The state has a bounty program for livestock and domestic animals killed by wolves. In 2002, if your calf was killed, you’d get $602. If the big, bad wolf killed your hunting dog, you’d be eligible for up to $2,500.With that kind of payoff, I’m seriously thinking about getting a dog. … A $10 million reconstruction project along Clybourn Street between 10th Street and 16th Street is one of the largest construction contracts in Wisconsin for 2004. “It is, however, one of the smaller contracts tied to the Marquette Interchange project,” according to the state D.O.T. The Clybourn/Story Hill project is preparatory to the highway construction, and is mostly involved with underground utility relocation, including gas, steam, electric, cable TV, telephone, sewer, water, street lighting and traffic signals. Clybourn will be closed for much of the year. The construction is visible to lucky drivers stalled in traffic. … So the Milwaukee Bucks need a new arena. My suggestion? Send a letter to your Senator. See what he can do about it. … The Milwaukee Journal Sentinel, upset that the Doyle administration somehow managed to send over 100 boxes of Tommy Thompson’s papers to a pulp mill rather than to an archive, has suggested that Attorney General Peg Lautenschlager conduct an investigation into the matter. This will certainly increase her popularity with Governor Jim Doyle. Thompson’s spokespeople were quick to blame Doyle for the mistaken destruction, which seems a bit mean. I’m certain there are papers from his past Tommy would love to see destroyed. … SBC and other telecommunications companies are lobbying heavily in favor of SB272, a plan to limit local government activity in the construction of broadband networks. The lobbyists are attempting to dissuade the Pratt administration from allowing the city’s technology experts, like Randy Gschwind, from participating in studies of municipal broadband networks, like one sponsored by the National Science Foundation at UWM. Gschwind is the fellow who gave us the free Wi-Fi zones in the city. SBC is the outfit that would rather have us all pay for our internet, one account at a time.
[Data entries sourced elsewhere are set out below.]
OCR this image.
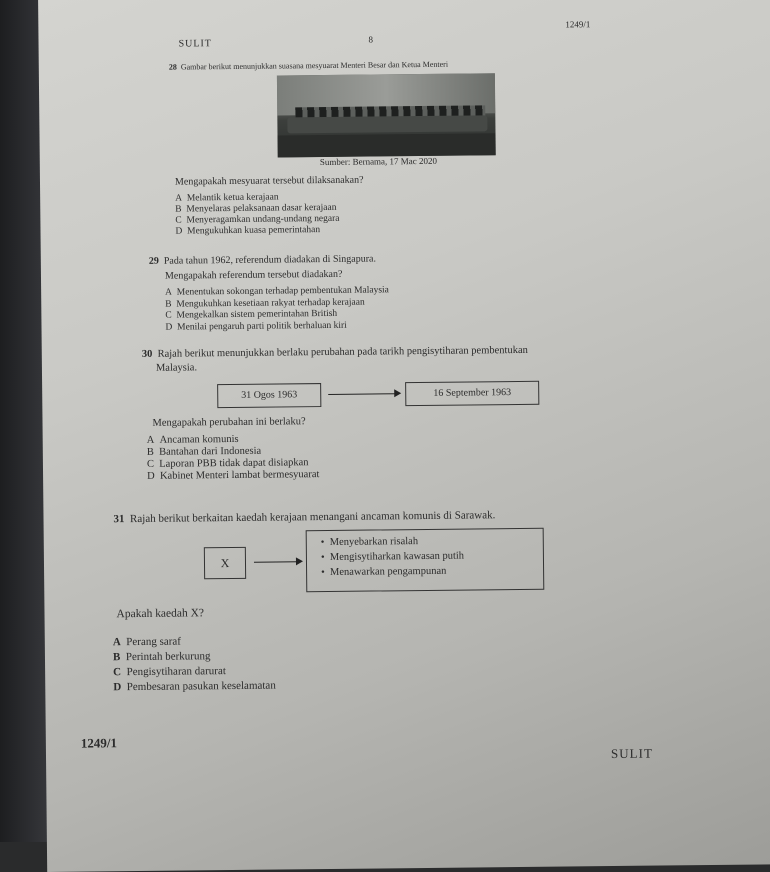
SULIT	8
1249/1
28 Gambar berikut menunjukkan suasana mesyuarat Menteri Besar dan Ketua Menteri
Sumber: Bernama, 17 Mac 2020
Mengapakah mesyuarat tersebut dilaksanakan?
A Melantik ketua kerajaan
B Menyelaras pelaksanaan dasar kerajaan
C Menyeragamkan undang-undang negara
D Mengukuhkan kuasa pemerintahan
29 Pada tahun 1962, referendum diadakan di Singapura.
Mengapakah referendum tersebut diadakan?
A Menentukan sokongan terhadap pembentukan Malaysia
B Mengukuhkan kesetiaan rakyat terhadap kerajaan
C Mengekalkan sistem pemerintahan British
D Menilai pengaruh parti politik berhaluan kiri
30 Rajah berikut menunjukkan berlaku perubahan pada tarikh pengisytiharan pembentukan
Malaysia.
31 Ogos 1963	16 September 1963
Mengapakah perubahan ini berlaku?
A Ancaman komunis
B Bantahan dari Indonesia
C Laporan PBB tidak dapat disiapkan
D Kabinet Menteri lambat bermesyuarat
31 Rajah berikut berkaitan kaedah kerajaan menangani ancaman komunis di Sarawak.
X
•  Menyebarkan risalah
•  Mengisytiharkan kawasan putih
•  Menawarkan pengampunan
Apakah kaedah X?
A Perang saraf
B Perintah berkurung
C Pengisytiharan darurat
D Pembesaran pasukan keselamatan
1249/1
SULIT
A Strong Partner for Baird?

Robert W. Baird & Co. executives have been mum about a possible plan to merge the firm with Strong, and then to have the combined firm sold to either Nuveen Investments of Chicago, or Wells Fargo of San Francisco. Baird is a squeaky-clean old-line Milwaukee firm, and Strong, a bit more nouveau, (to say the least) has been up for grabs since the recent problems of its founder Dick Strong. Baird is among the largest of the regional New York Stock Exchange members, and recently bought much of its stock back from Northwestern Mutual so as to provide equity for its key executives and high-performing brokers. A sale or merger could provide a big payday for many at the firm.